SETTING THE MINIMUM PRICE TO 0.09999910 BTC/XCP  !!!!

... it looks more like a planned execution to block any exchanges from taking place  .. The DEX was actually working quite well for the low volume trades.

I think this really does go back to the point that there should be some "abuse" checks in place, without these then if left to market forces the DEX would be non functional....

I was thinking that as alternative to the DEX matching the highest price, why not put in an option to match trades based on a specific tx_hash

for example a command like counterpartd.py order --offer_hash=6ecb7518eaabf0a655ea6f67af9145cb625f08e43cdb8884ba4959a9c404e99e could be executed. This could work for orders selling BTC for XCP

The orders would then parse by blocks.py and match the specific --offer_hash.

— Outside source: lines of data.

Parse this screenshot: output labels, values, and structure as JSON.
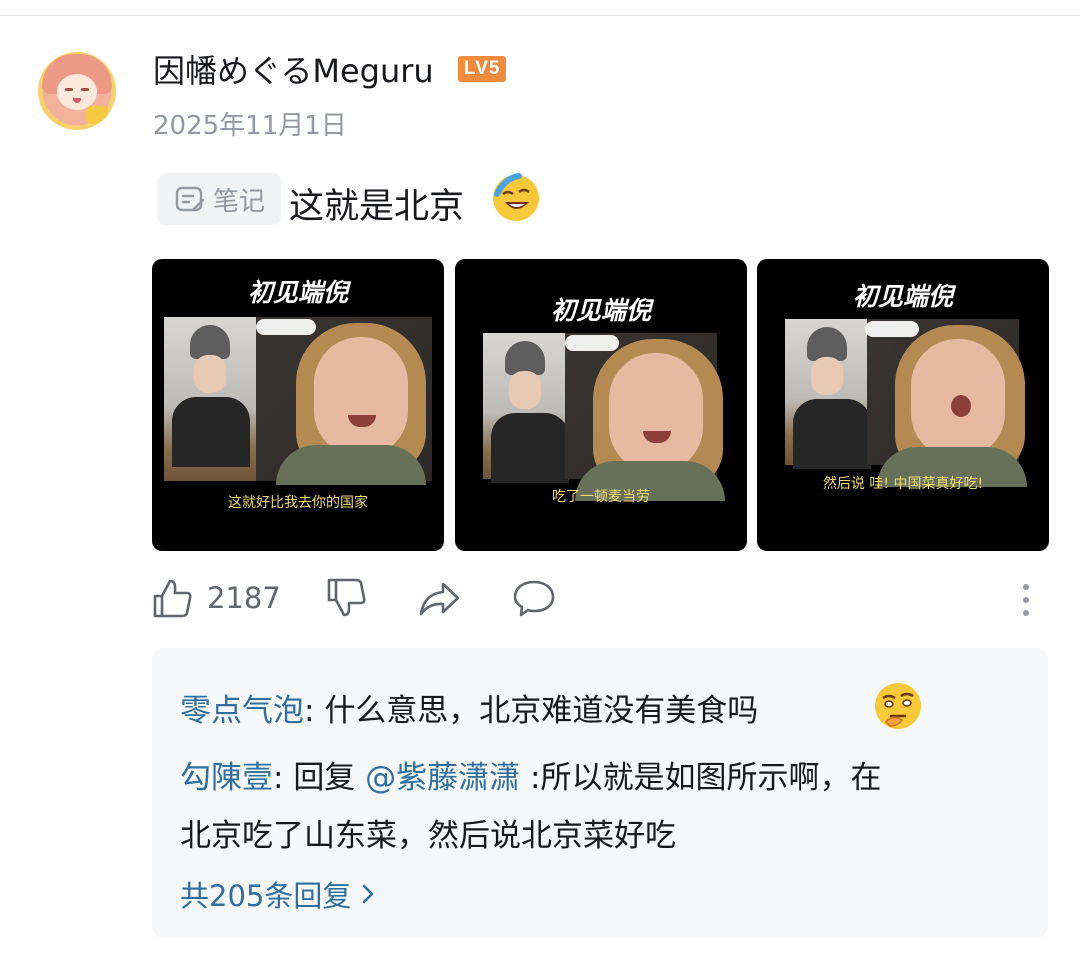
{
  "post": {
    "username": "因幡めぐるMeguru",
    "level": "LV5",
    "date": "2025年11月1日",
    "tag": "笔记",
    "text": "这就是北京"
  },
  "images": [
    {
      "title": "初见端倪",
      "caption": "这就好比我去你的国家"
    },
    {
      "title": "初见端倪",
      "caption": "吃了一顿麦当劳"
    },
    {
      "title": "初见端倪",
      "caption": "然后说 哇! 中国菜真好吃!"
    }
  ],
  "actions": {
    "like_count": "2187"
  },
  "replies": [
    {
      "user": "零点气泡",
      "sep": ": ",
      "text": "什么意思，北京难道没有美食吗"
    },
    {
      "user": "勾陳壹",
      "sep": ": ",
      "prefix": "回复 ",
      "at": "@紫藤潇潇",
      "text_line1": " :所以就是如图所示啊，在",
      "text_line2": "北京吃了山东菜，然后说北京菜好吃"
    }
  ],
  "more_replies": "共205条回复",
  "icons": [
    "note-icon",
    "laugh-cry-emoji-icon",
    "thumbs-up-icon",
    "thumbs-down-icon",
    "share-icon",
    "comment-icon",
    "more-icon",
    "thinking-emoji-icon",
    "chevron-right-icon"
  ],
  "colors": {
    "link": "#2f6e9e",
    "level_badge": "#f08a3c",
    "muted": "#9499a0",
    "caption": "#f2dc72"
  }
}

If for some reason the order has already been filled or does not meet the criteria then full AUTO cancel and refund takes places.

Really, I think the correct solution is that XCP shouldn't let someone place an order that exceeds their respective balance(s).

BTW: doesn't this mean that XCP cannot sell below 0.09 BTC until that 55480.18704735 BTC order either expires or is matched?

[PhantomPhreak]

BTW: doesn't this mean that XCP cannot sell below 0.09 BTC until that 55480.18704735 BTC order either expires or is matched?

No, it doesn't. If there are two bids at .005 and .006, then a new ask at .004 will match the bid at .005 first. (This is a weird and perhaps surprising, and I'm not sure that it shouldn't be changed. Prices should converge either way, however.)

Of course, even if that weren't the case, one could also trade with a higher fee_required (which is what everyone should have been doing all along).

[cityglut]

BTW: doesn't this mean that XCP cannot sell below 0.09 BTC until that 55480.18704735 BTC order either expires or is matched?

No, it doesn't. If there are two bids at .005 and .006, then a new ask at .004 will match the bid at .005 first. (This is a weird and perhaps surprising, and I'm not sure that it shouldn't be changed. Prices should converge either way, however.)

Of course, even if that weren't the case, one could also trade with a higher fee_required (which is what everyone should have been doing all along).

But nobody wants to pay 0.01 BTC = $7 just to make a trade...nobody will use the Dex if that's the solution.

So what troll-negation tactics have we decided to go with, if any? In no particular order:

1) optional XCP escrow
2) fixed 10 block expiry for BTCpay (I think I saw this in a github commit?)
3) optional XCP fee paid to seller on order-match
4) a failed BTCpay leads to cancelling all buyer orders and outstanding order-matches
 

fee_required is now a percentage of the total BTC worth of an asset that one is buying, and an address's fee_provided is deducted cumulatively. So, if there are five XCP-for-BTC orders for 1 BTC each, the fee_provided for a BTC-for-XCP order must be .05 BTC, not .01 in order to match all of them.

We are also still considering implementing the optional XPC escrow.

EDIT: the fee_required/fee_provided default to 1% and fee_required/fee_provided no longer needs to be an argument of an order. Users can however change the fee just be including fee_required/fee_provided as an argument of an order

EDIT 2: And there is a fixed 10 block expiry for btcpay as you noted.